The Federal Reserve\’s semi-annual monetary policy report: it is necessary to continuously raise the target of the federal funds interest rate

It is reported that the Federal Reserve’s semi-annual monetary policy report shows that the financial situation has been further tightened since June, significantly tighter than a year ago; It is necessary to continuously raise the target of federal funds interest rate; Remain firmly committed to bringing the inflation rate back to 2%; The market liquidity of US treasury bond bonds and other major markets is still lower than the pre epidemic level; To return the inflation rate to 2%, it may take a period of below-trend growth and the weakening of the labor market; Expectations show that high inflation has not become entrenched; The labor market is still extremely tense. Compared with the expected level before the epidemic, the labor supply is seriously insufficient.

The Federal Reserve's semi-annual monetary policy report: it is necessary to continuously raise the target of the federal funds interest rate

Interpretation of this information:

The Federal Reserve has recently released its semi-annual monetary policy report, which suggests that the financial situation in the US has been tightened even more since June, bringing it to a significantly tighter point than it was a year ago. As a result, it is deemed necessary to keep raising the target of federal funds interest rate, as part of its efforts to bring inflation back to its desired 2% level.

One of the main concerns highlighted in the report is the lower market liquidity levels of US treasury bond bonds and other major markets, which are still below the pre-epidemic level. This trend is a challenge for investors, as it could make it more difficult to buy or sell assets without impacting prices.

The report also suggests that policymakers expect that reaching the 2% inflation target may require a period of below-trend growth and weakening in the labor market. This understanding underscores the importance of continued efforts to support the economy as it recovers from the pandemic.

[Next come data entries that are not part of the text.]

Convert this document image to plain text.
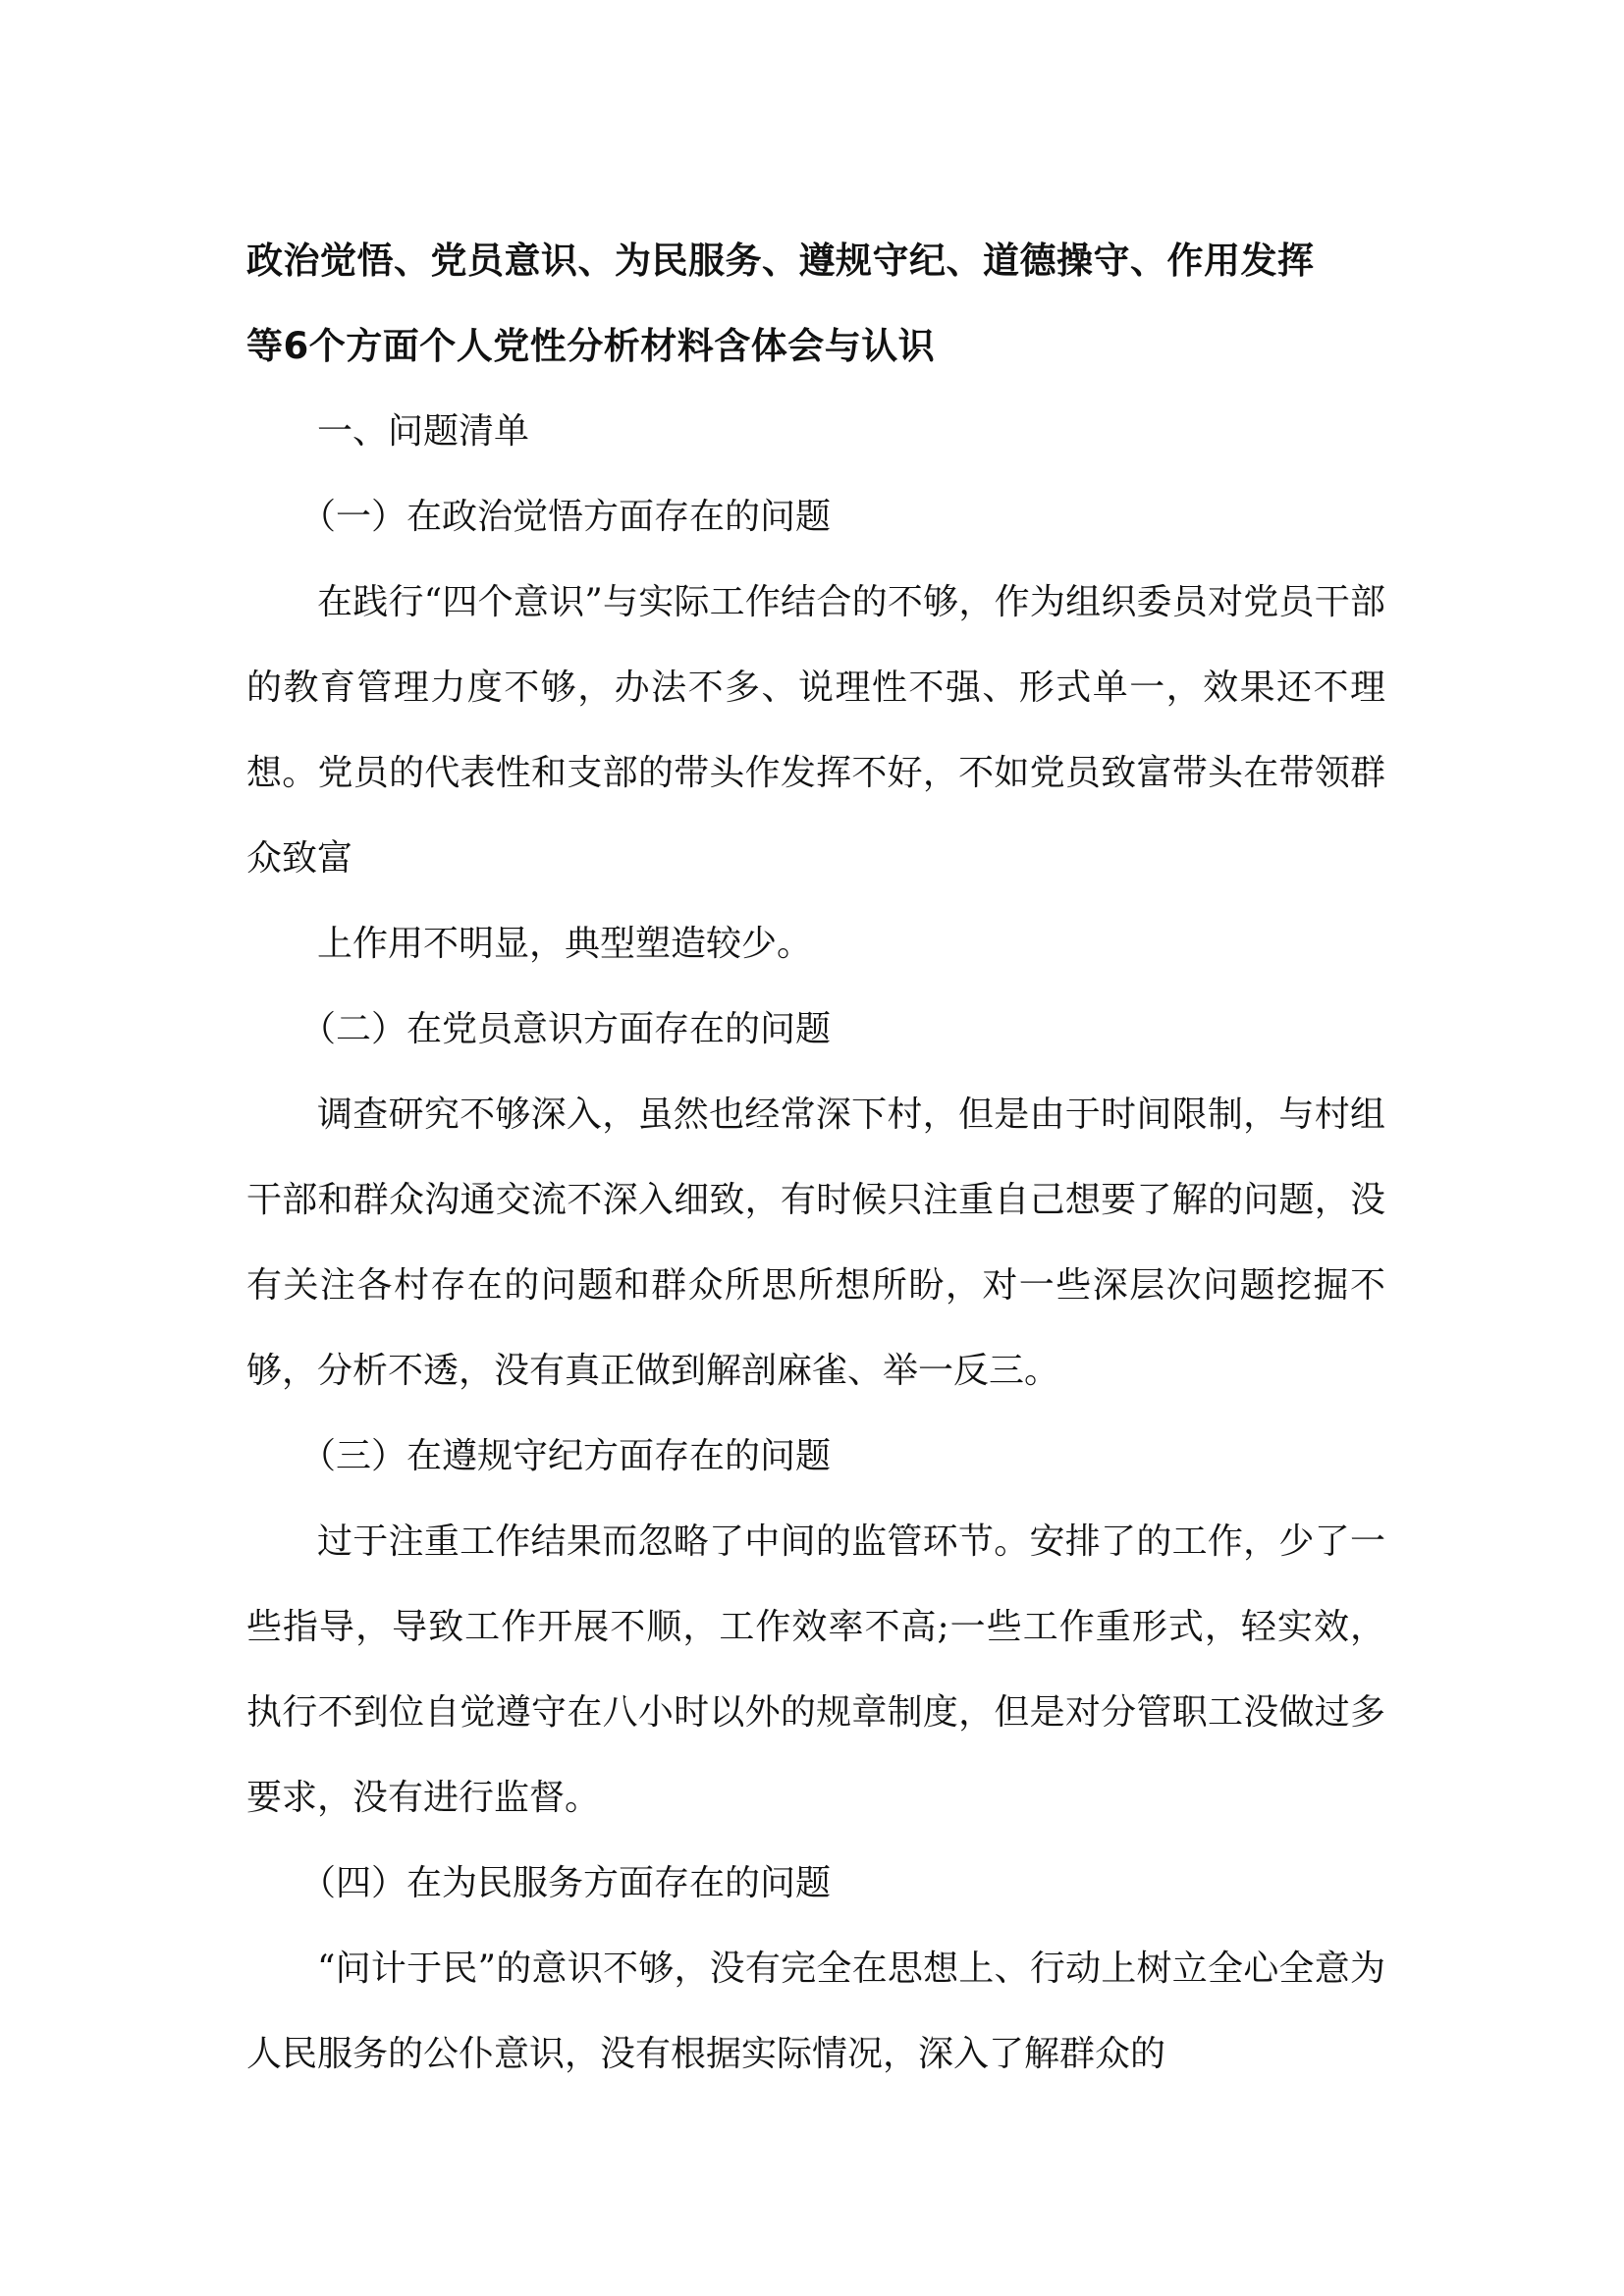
政治觉悟、党员意识、为民服务、遵规守纪、道德操守、作用发挥
等6个方面个人党性分析材料含体会与认识

一、问题清单

（一）在政治觉悟方面存在的问题

在践行“四个意识”与实际工作结合的不够，作为组织委员对党员干部的教育管理力度不够，办法不多、说理性不强、形式单一，效果还不理想。党员的代表性和支部的带头作发挥不好，不如党员致富带头在带领群众致富

上作用不明显，典型塑造较少。

（二）在党员意识方面存在的问题

调查研究不够深入，虽然也经常深下村，但是由于时间限制，与村组干部和群众沟通交流不深入细致，有时候只注重自己想要了解的问题，没有关注各村存在的问题和群众所思所想所盼，对一些深层次问题挖掘不够，分析不透，没有真正做到解剖麻雀、举一反三。

（三）在遵规守纪方面存在的问题

过于注重工作结果而忽略了中间的监管环节。安排了的工作，少了一些指导，导致工作开展不顺，工作效率不高;一些工作重形式，轻实效，执行不到位自觉遵守在八小时以外的规章制度，但是对分管职工没做过多要求，没有进行监督。

（四）在为民服务方面存在的问题

“问计于民”的意识不够，没有完全在思想上、行动上树立全心全意为人民服务的公仆意识，没有根据实际情况，深入了解群众的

Despite the challenging conditions facing the US economy, there is some reason for optimism. The report highlights that expectations show that high inflation has not become entrenched — that is, inflation has not persisted beyond what is expected in a fleeting wave of price hikes, but instead returns to normal levels after this period of adjustment. Additionally, the report notes that the labor market is still extremely tense and that labor supply is seriously insufficient compared to the pre-pandemic level.

The takeaway from this report is that the Federal Reserve remains fully committed to bringing the economy back to a state of strong growth and stable inflation. While there may be some temporary challenges along the way, policymakers are working hard to ensure that these are overcome and that the US economy emerges from this period of uncertainty stronger than ever before.